Here's what you need to know to protect your infants and toddlers from sun damage, from the dermatology experts at Children's Hospital Colorado:

2 months

  • Sunburns during childhood dangerously increase the risk of developing skin cancer later in life.
  • It is much easier for infants and young children to get sunburned than adults. Please contact your healthcare provider if your child becomes severely sunburned with blisters.
  • Be sure to keep your child out of the sun. Cover his/her body in clothing or light blankets, and always keep a hat on your child when he/she is outside.
  • Also, be sure to use a stroller or carriage with a hood, and avoid the sunniest part of the day, between 10 a.m. and 3 pm.

4 months

  • Remember, it’s extremely important to limit your child’s time in the sun, and try to plan activities for before 10 a.m. and after 3 p.m. to avoid the sun’s most intense rays.
  • Have you had difficulty keeping your child out of the sun?
  • Also, don’t forget to cover your baby in clothing or blankets, put a hat on him/her, and use a covered stroller or carriage.

6 months

  • Your child is going to be mobile soon, it will be even more important to be careful to protect him/her from the sun.
  • You should start using sunscreen now. Be sure to apply the sunscreen to all exposed skin (including scalp and ears) at least 30 minutes before going out into the sun, and use sunscreen that is at least SPF 15. The first time you use the sunscreen watch to see if a rash occurs. Rashes occur rarely, but if one does, contact your healthcare provider who can help you find a more appropriate sunscreen for you child.
  • Also, don’t forget to use the other sun protection methods of covering you baby with clothes or blankets, using hats, limiting time in the sun, and avoiding the sun in the middle of the day. Sunscreen should be used in addition to these other methods, not in place of them.
  • If your child has a daycare provider, you should discuss sun protection with them. You may want to apply sunscreen to your child before you drop them off, if you are not sure that they will apply it.

12 months

  • Remember, suntanned skin is not a sign of good health. It is a sign of skin damage.
  • Keep your child’s skin protected by dressing him/her in lightweight, tightly woven clothing that covers his/her arms and legs.
  • Have you had any difficulty using sunscreen?
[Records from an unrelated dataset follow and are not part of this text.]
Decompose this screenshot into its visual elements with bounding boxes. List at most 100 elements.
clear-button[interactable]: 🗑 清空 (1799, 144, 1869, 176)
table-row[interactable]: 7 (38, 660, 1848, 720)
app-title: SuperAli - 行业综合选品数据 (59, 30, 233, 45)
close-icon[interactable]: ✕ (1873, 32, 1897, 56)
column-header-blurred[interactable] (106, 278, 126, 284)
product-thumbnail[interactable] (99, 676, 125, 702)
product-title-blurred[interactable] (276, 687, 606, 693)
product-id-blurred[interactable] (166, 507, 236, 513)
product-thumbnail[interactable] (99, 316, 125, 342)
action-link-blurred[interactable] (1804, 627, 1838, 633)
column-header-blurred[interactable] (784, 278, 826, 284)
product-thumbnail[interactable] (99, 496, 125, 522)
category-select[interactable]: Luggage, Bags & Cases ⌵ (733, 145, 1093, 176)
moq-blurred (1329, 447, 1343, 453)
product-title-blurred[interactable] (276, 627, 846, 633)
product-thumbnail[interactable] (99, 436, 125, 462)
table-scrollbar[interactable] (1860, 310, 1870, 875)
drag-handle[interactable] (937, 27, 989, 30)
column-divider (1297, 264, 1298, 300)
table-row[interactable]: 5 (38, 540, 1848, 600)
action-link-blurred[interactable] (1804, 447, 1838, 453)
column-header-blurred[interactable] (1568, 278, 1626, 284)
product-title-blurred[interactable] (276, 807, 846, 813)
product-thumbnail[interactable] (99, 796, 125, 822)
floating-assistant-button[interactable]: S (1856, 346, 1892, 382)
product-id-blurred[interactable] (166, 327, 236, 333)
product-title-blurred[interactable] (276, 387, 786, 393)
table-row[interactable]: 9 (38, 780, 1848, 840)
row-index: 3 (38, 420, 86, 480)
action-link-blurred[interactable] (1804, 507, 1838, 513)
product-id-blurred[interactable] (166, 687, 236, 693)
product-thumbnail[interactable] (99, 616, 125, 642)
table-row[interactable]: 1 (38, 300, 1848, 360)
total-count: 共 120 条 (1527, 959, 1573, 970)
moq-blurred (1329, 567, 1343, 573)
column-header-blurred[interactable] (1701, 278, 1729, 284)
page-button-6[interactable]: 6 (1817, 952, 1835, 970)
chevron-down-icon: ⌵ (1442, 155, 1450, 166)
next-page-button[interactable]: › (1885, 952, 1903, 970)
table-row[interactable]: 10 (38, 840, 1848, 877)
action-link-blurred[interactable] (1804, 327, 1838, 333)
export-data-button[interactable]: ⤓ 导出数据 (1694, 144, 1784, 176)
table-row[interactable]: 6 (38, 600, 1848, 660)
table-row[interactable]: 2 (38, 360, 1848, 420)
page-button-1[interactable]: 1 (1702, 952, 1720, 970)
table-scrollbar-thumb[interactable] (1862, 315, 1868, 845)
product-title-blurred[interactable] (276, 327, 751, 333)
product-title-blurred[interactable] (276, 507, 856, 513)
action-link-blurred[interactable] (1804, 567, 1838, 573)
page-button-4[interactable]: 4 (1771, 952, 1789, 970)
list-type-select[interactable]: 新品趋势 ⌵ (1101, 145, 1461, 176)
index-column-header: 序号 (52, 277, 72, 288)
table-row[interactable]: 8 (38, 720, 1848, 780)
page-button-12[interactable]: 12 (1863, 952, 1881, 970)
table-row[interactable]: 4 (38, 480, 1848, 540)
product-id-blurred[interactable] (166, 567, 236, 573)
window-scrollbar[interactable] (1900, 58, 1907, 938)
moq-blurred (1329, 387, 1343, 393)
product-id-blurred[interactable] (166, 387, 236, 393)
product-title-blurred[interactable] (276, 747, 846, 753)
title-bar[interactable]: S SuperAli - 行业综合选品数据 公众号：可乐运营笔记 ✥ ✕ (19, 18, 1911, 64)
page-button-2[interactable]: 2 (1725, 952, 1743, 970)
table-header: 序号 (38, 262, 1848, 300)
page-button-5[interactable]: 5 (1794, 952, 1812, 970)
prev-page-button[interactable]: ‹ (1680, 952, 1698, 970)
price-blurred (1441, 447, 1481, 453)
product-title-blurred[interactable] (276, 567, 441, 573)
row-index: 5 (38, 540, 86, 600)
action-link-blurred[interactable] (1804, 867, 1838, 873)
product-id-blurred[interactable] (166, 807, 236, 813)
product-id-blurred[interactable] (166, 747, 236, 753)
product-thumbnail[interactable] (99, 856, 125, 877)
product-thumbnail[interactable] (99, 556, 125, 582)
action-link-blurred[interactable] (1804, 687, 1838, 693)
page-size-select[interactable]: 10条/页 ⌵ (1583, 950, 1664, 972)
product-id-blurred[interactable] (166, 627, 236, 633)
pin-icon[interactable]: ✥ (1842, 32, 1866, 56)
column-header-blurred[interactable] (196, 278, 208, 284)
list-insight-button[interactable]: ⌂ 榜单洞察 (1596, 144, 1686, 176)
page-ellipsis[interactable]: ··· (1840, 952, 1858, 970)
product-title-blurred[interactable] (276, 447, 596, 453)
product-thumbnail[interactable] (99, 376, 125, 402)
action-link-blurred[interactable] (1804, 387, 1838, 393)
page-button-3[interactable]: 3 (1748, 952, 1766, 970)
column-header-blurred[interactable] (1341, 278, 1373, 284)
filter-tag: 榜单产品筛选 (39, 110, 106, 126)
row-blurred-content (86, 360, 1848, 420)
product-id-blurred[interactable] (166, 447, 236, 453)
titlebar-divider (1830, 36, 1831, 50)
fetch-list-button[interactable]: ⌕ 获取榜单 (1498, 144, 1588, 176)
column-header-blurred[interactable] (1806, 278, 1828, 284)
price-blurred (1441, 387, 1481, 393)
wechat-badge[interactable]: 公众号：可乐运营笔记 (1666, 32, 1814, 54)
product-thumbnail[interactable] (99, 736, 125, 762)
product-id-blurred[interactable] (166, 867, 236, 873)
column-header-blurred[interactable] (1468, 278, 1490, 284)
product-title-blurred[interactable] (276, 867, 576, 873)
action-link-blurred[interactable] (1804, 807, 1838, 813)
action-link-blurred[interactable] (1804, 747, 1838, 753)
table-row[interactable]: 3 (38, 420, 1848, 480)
You should always carry it in your diaper bag. 
  • Also, remember to put a hat on your child, limit time in the sun, and avoid the sun in the middle of the day.

18 months

  • Remember that the sun is most intense between 10am and 3pm even if it’s not hot outside, and even on cloudy day. How much time is your child spending outside between 10 a.m. and 3 p.m.?
  • Be sure to always find shady places for your child to rest or play when outside.
  • Keep using a combination of clothing, hats and sunscreen to protect your child’s skin, and limit their time in the sun.

24 months

  • Are you still using sunscreen? Are you having trouble keeping a hat on him/her? How much time is he/she spending outside each day?
  • You should start telling your child that it’s important not to let the sun hurt his/her skin. The good habits you are starting now will keep you child healthy his/her whole life.

36 months

  • Make sunscreen use a daily habit like brushing teeth. Put sunscreen on your child every morning before he/she goes out to play or to daycare. Your child can start practicing putting sunscreen on him/herself, but you should watch to make sure they do a good job.
  • Provide your child with a wide-brimmed hat, sunglasses, SPF 15+ sunscreen and lip balm in his/her backpack.
  • Remind your child to use his/her sun safety gear everyday. Talk to you child about how important it is to protect his/her skin from tanning and sunburn.